Mein Bruder ist wegen Tarzan von der Schule geflogen. Er hat im Biologie-Unterricht heimlich einen Tarzan-Comic gelesen. Dabei wurde er von Dr. Z., dem Biologie-Lehrer ertappt, der das Heft natürlich sofort konfiszierte. Während Dr. Z. dann – mit sich und der Welt sehr zufrieden – weiter über irgendeinen biologischen Quatsch daher schwadronierte, nahm mein Bruder ein neues Heft aus der Schultasche und vertiefte sich wieder in die unglaublich spannenden Abenteuer Lord Greystokes, den man im Dschungel Tarzan nannte. Der Comic muss sehr spannend gewesen sein, denn er war von seiner Lektüre so gefesselt, dass er nicht merkte, wie Dr. Z. sich ihm ein zweites Mal näherte. Und weg war das nächste Tarzan-Heft. Mein Bruder nahm es mit Gelassenheit: er war grundsätzlich auf alles vorbereitet und hatte immer ausreichend Lesestoff dabei. Also holte er das nächste Tarzan-Heft aus seiner Schultasche, vertiefte sich in die Lektüre, und… als Dr. Z. ihm das dritte Tarzan-Heft wegnahm, durfte Thomas ihn auch gleich zum Direktor der Lehranstalt begleiten…
Soviel Aufregung um ein paar Tarzan-Hefte ist heutzutage einigermaßen erstaunlich. Zwar galten damals, in den fünfziger Jahren, Comics („Heftromane“) per se als „Schund“, der die Jugend verdirbt, aber Tarzan war das schlimmste, was man sich vorstellen konnte. So schlimm, dass die damalige Bundesprüfstelle für jugendgefährdende Schriften die Tarzan-Hefte „Tarzan – Der Riese aus grauer Vorzeit“ und „Tarzan – Der Urwald brennt“ am 9 Juli 1954 als erste Comics überhaupt auf den Index setzte. Es handele sich um Schriften, die auf Jugendliche „nervenaufpeitschend und verrohend wirken“ und die sie „in eine unwirkliche Lügenwelt versetzten“, so das Urteil, „derartige Darstellungen seien das Ergebnis einer entarteten Phantasie“ (lt. sueddeutsche.de).
Naja, gut, „unwirkliche Lügenwelt“ kommt irgendwie hin, aber „entartete Phantasie“ geht gar nicht. Schließlich war Tarzans Erfinder, Edgar Rice Burroughs, Science-Fiction-Autor, was sag ich, er war einer der Gründerväter der modernen Science Fiction, der heute noch in den USA als Klassiker der utopischen Literatur geht. Und die Tarzan-Reihe war seine erfolgreichste Kreation, ein enorm populärer Welterfolg von zuvor nicht gekannten Dimensionen, denn Tarzan verließ bald die Buchdeckel und eroberte sein Publikum in den verschiedensten Medien.

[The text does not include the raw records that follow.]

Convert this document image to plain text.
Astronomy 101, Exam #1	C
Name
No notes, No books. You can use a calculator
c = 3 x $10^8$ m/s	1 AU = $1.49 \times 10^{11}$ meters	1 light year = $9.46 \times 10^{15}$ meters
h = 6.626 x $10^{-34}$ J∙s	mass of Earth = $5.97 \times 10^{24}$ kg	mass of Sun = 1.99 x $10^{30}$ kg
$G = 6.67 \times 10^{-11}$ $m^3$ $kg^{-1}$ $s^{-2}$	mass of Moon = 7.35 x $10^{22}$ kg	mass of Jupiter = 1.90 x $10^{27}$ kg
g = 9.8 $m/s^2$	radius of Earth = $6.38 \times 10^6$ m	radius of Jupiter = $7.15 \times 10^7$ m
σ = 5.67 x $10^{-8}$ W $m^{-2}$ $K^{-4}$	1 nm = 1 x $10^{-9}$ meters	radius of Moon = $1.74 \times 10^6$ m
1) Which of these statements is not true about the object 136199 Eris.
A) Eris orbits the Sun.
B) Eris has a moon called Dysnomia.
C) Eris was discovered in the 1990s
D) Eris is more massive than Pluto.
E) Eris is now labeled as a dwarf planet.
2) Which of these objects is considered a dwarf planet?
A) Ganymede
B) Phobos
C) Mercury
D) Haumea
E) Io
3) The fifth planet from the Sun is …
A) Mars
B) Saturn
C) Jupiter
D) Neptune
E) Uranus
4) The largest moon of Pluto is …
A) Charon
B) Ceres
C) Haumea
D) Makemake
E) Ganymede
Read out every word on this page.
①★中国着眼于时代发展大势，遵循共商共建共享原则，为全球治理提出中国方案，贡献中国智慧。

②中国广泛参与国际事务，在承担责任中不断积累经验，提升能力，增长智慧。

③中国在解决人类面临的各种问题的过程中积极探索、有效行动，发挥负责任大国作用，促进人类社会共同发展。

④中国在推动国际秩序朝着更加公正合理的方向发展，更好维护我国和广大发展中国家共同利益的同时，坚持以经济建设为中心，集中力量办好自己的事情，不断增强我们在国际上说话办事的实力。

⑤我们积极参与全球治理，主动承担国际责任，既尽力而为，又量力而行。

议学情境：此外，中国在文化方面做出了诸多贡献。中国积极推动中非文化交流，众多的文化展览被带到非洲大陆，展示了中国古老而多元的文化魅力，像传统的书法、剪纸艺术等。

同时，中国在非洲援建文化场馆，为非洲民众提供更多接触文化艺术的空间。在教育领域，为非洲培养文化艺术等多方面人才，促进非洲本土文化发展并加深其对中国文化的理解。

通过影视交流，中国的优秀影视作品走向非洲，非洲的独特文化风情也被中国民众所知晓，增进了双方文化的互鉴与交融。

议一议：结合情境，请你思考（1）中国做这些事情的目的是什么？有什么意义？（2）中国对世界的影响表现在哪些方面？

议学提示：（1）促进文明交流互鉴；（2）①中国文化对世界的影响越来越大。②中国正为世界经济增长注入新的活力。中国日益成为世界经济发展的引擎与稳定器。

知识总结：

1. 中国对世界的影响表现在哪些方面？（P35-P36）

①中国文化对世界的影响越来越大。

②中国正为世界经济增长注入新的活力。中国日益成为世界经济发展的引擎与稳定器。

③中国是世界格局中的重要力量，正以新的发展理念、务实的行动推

Bereits 1918, sechs Jahre nach dem Erscheinen der ersten Tarzan-Geschichte, kam der erste Tarzan-Film heraus, an die hundert weitere sollten folgen. Im Radio wurden Hörspiele gesendet, am 7. Januar 1929, heute vor 82 Jahren, erschien der erste Tarzan-Comic, gezeichnet von Hal Foster, der später mit Prinz Eisenherz in den Comic-Olymp einziehen sollte, vor ein paar Jahren schaffte es der König des Dschungels sogar auf die Musical-Bühne… kein anderer Pop-Mythos hat die Menschen über Generationen hinweg immer wieder so fasziniert wie Tarzan.
Mit Tarzan hatte Burroughs den Urvater aller Superhelden geschaffen: einen von Affen aufgezogenen Mensch, der gleichzeitig zivilisiert und wild, freundlich und rücksichtslos, vernunft- und instinktgesteuert ist. Zwei Seelen kämpfen in ihm und zwingen ihn – bei allen übermenschlichen Taten, die er vollbringt – zur ständigen Selbstreflexion. Das ist das Material, aus dem man Figuren schafft, die den Leser damals wie heute fesseln, vom Jugendlichen bis zum Erwachsenen.
Was damals die Jugendschützer jedoch auf den Plan rief, das war Tarzans Lebensweise. Der Mann hatte die gesellschaftlichen Schranken hinter sich gelassen, lebte in einem (Baum-) Haus, das er nicht bezahlt hatte, bevorzugte rhythmische, von Trommeln dominierte Musik, trug die Haare lang, pflegte eine „Zurück-zur-Natur“-Lebensweise und ließ sich von niemandem etwas sagen… Richtig, Edgar Rice Burroughs hat mit Tarzan den ersten Hippie geschaffen, und eine solche Figur musste in den sittenstrengen, verklemmten Fünfziger Jahren Misstrauen erregen.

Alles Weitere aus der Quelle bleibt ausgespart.